I sent the coin skimming across the frozen surface of the canal. I had always loved the chattering sound it made, half musical, half metallic, a little like the electric whiplash of tram-rods sliding along their power-lines.
“Did you hear it?” I said.
Juliette smiled. Then she stepped past me, on to the ice.
“Careful,” I said. “It may be thin in some places.”
“I had an idea,” she said.
I watched her as she stood there in her long black coat.
“I thought we could go and find your money,” she said. “I saw where it went.”
“You’re crazy,” I told her. “What if it breaks?”
“We’ll get cold and wet,” she said, with a kind of restrained delight, “and then we’ll have to go to a bar and have another drink to warm us up.”
“You’re crazy,” I said.
But I was already stepping out on to the ice.
Juliette took my hand. “It’s this way. Come on.”

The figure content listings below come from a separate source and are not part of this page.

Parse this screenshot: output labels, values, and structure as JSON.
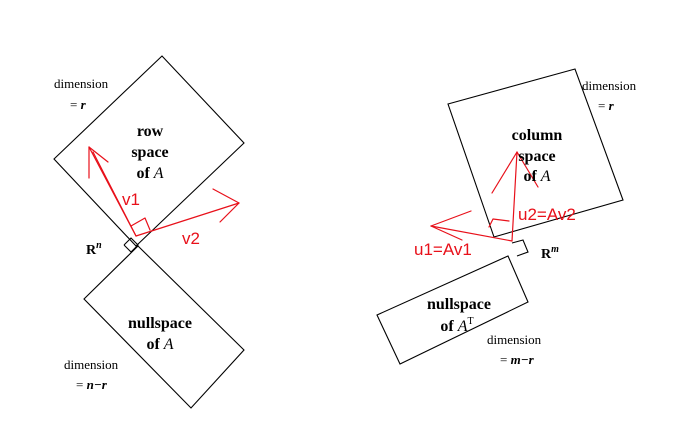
{
  "colors": {
    "ink": "#000000",
    "accent": "#e8101a"
  },
  "left": {
    "dim_top": {
      "label": "dimension",
      "eq": "= ",
      "var": "r"
    },
    "row_space": {
      "line1": "row",
      "line2": "space",
      "line3_of": "of ",
      "var": "A"
    },
    "space_label": {
      "base": "R",
      "exp": "n"
    },
    "nullspace": {
      "line1": "nullspace",
      "line2_of": "of ",
      "var": "A"
    },
    "dim_bottom": {
      "label": "dimension",
      "eq": "= ",
      "var": "n−r"
    },
    "v1": "v1",
    "v2": "v2"
  },
  "right": {
    "dim_top": {
      "label": "dimension",
      "eq": "= ",
      "var": "r"
    },
    "column_space": {
      "line1": "column",
      "line2": "space",
      "line3_of": "of ",
      "var": "A"
    },
    "space_label": {
      "base": "R",
      "exp": "m"
    },
    "left_nullspace": {
      "line1": "nullspace",
      "line2_of": "of ",
      "var": "A",
      "sup": "T"
    },
    "dim_bottom": {
      "label": "dimension",
      "eq": "= ",
      "var": "m−r"
    },
    "u1": "u1=Av1",
    "u2": "u2=Av2"
  }
}
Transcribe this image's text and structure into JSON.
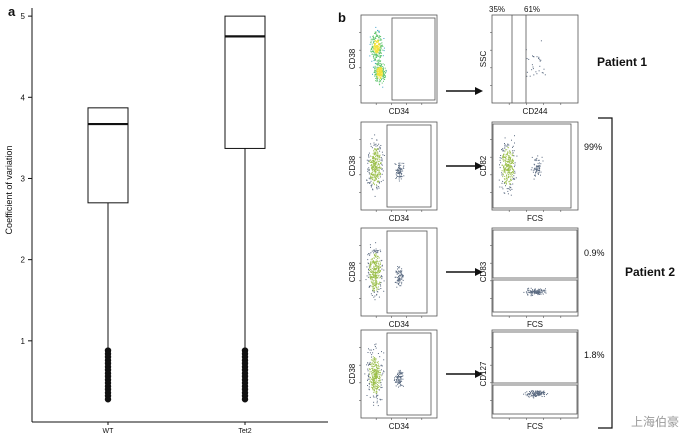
{
  "panel_a": {
    "label": "a",
    "chart_data": {
      "type": "box",
      "ylabel": "Coefficient of variation",
      "categories": [
        "WT",
        "Tet2"
      ],
      "ylim": [
        0,
        5.1
      ],
      "yticks": [
        1,
        2,
        3,
        4,
        5
      ],
      "boxes": [
        {
          "name": "WT",
          "q1": 2.7,
          "median": 3.67,
          "q3": 3.87,
          "whisker_low": 0.9,
          "outliers": [
            0.88,
            0.84,
            0.8,
            0.76,
            0.72,
            0.68,
            0.64,
            0.6,
            0.56,
            0.52,
            0.48,
            0.44,
            0.4,
            0.36,
            0.32,
            0.28
          ]
        },
        {
          "name": "Tet2",
          "q1": 3.37,
          "median": 4.75,
          "q3": 5.0,
          "whisker_low": 0.9,
          "outliers": [
            0.88,
            0.84,
            0.8,
            0.76,
            0.72,
            0.68,
            0.64,
            0.6,
            0.56,
            0.52,
            0.48,
            0.44,
            0.4,
            0.36,
            0.32,
            0.28
          ]
        }
      ]
    }
  },
  "panel_b": {
    "label": "b",
    "rows": [
      {
        "left": {
          "y": "CD38",
          "x": "CD34"
        },
        "right": {
          "y": "SSC",
          "x": "CD244",
          "pct_left": "35%",
          "pct_right": "61%"
        },
        "pct": ""
      },
      {
        "left": {
          "y": "CD38",
          "x": "CD34"
        },
        "right": {
          "y": "CD82",
          "x": "FCS"
        },
        "pct": "99%"
      },
      {
        "left": {
          "y": "CD38",
          "x": "CD34"
        },
        "right": {
          "y": "CD83",
          "x": "FCS"
        },
        "pct": "0.9%"
      },
      {
        "left": {
          "y": "CD38",
          "x": "CD34"
        },
        "right": {
          "y": "CD127",
          "x": "FCS"
        },
        "pct": "1.8%"
      }
    ],
    "patient1": "Patient 1",
    "patient2": "Patient 2"
  },
  "watermark": "上海伯豪"
}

We began to walk, following the diagonal path that the coin had taken when it flew out of my hand. People had thrown all kinds of objects on to the newly frozen canal. We passed a milk crate and a metal dustbin lid. We passed a bicycle with no front wheel. The ice winced and creaked, but it held. Usually I wasn’t superstitious, but a thought kept repeating in my head. If we find the coin, I thought, then something will have been decided. If we find the coin. . . .
“Are you sure you saw where it went?” I didn’t really want to know. I just needed to be saying something, to be talking. It was nerves, I suppose.
Juliette seemed to understand because she just smiled at me and didn’t bother to reply.
And then, about two-thirds of the way across, she took two or three steps to her left and bent down quickly. She turned to face me, holding up one gloved hand. Something silver glittered between her finger and thumb. I took the coin from her and stared down at it.
“It’s the same one,” I said.
“Of course,” she said. And then she said, “You mustn’t spend it.”
“No, I’ll keep it. As proof.”
“Of what?”
“I don’t know. Of something.”
There was an eerie brightness out there in the middle of the canal. The lights of the city rebounded between the low cloud cover and the ice that was all around us, achieving a kind of concentration, an intensity of effect. As I brought my eyes back down, I saw that Juliette was looking at me.
“Do you think I’m attractive?” she said.
I laughed. “Yes, of course.”
She remained serious. “As a woman?”
“As a woman,” I said.
“Would you like to kiss me?”
She watched me lean towards her, tilting her face upwards to meet mine. As I kissed her I could feel the ice through the soles of my shoes, which contrasted oddly with the heat of her mouth. I stepped back and looked at her.
“How was it?” she said. “Was it nice?”
I smiled, but did not answer. My heart was beating loudly. Almost loudly enough, I felt, to crack the ice beneath us. To be dangerous.
I saw a man cross the hump-backed bridge behind her on a bicycle. He was singing to himself, his voice a fine, deep baritone. Somehow, it made me realise how late it was. I took Juliette by the hand and turned towards the steps.